Michel Lotito foi daquelas figuras bizarras que, nada dando ao progresso da humanidade, ganham fama pela capacidade única de fazer coisas estúpidas. Era conhecido em França como “Monsieur Mangetout”, justamente porque comia tudo o que não fosse comestível. Entre a tralha que deglutiu ao longo da vida temos bicicletas, televisores, um caixão com as suas asas metálicas e, garantindo dois anos de refeições, um pequeno avião Cessna 150.

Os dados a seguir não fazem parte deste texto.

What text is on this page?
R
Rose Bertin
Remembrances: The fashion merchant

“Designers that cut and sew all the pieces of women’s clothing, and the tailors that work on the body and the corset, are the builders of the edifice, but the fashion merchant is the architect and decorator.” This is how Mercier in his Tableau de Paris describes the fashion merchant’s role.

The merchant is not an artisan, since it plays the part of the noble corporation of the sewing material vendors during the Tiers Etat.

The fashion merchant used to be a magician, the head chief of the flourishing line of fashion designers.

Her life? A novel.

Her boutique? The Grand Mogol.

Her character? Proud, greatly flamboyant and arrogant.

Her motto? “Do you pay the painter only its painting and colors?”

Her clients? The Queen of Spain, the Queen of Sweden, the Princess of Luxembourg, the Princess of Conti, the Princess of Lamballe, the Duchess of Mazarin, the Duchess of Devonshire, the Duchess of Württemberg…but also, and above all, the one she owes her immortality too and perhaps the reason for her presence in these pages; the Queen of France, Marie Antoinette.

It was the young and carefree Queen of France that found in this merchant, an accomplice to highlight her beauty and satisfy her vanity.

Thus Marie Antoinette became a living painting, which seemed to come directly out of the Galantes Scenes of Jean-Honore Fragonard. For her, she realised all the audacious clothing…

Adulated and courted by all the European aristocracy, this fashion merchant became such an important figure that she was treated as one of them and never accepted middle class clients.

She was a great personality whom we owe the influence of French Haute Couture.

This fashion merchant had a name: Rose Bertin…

Cheguei a ele, cuja existência até então desconhecera, por um vídeo publicitário no telemóvel, promovendo um guru motivacional que, no pressuposto de ensinar empresários a trilhar o caminho da fortuna, falava do avião comido. Resumindo, para ter êxito importa fazer como Lotito. Metaforicamente, claro: partir os grandes problemas em pedacinhos e comê-los um a um. E aí entra a palavra mágica - salvem-nos dela! - destes fazedores de sucesso (do próprio sucesso, se o público pagante for numeroso): resiliência.
Quando tropeço nestes artistas de variedades, recordo sempre “The rainmaker”, um filme de 1956 com Burt Lancaster e Katharine Hepburn. O protagonista, um charlatão prometendo fazer chover a troco de dinheiro, em terra martirizada pela seca e em plena Grande Depressão, é mestre na retórica adequada a fazer pasmar quantos, pelo desespero (como poderia ser pela ambição), engolem o que lhes dão sem pensar no que comem.
Esse distúrbio alimentar, chamemos-lhe assim, favorece tanto os tais gurus - Tom Cruise, em “Magnolia”, orientando homens timoratos para serem machos implacáveis - como aqueles, mais afoitos, que decidem criar uma religião ou fundar um partido político, ocos de conteúdo mas embrulhados em espalhafato. E atrativos para muita gente, como as raspadinhas levando os descamisados desta vida a gastar o que têm e o que não têm.
O denominador comum é um público que se abstém de pensar, ou não sabe fazê-lo de forma estruturada. O progresso deveria dar às pessoas mais qualidade de vida, dar-lhes tempo. Mas a regra, hoje, é a pressa, a falta de disposição para parar e tentar perceber o Mundo. E compreender que abunda por aí matéria indigesta: Michel Lotito, o homem que comeu lustres, esquis e, até, uma placa que o “Guinness Book” lhe atribuiu, morreu com 55 anos.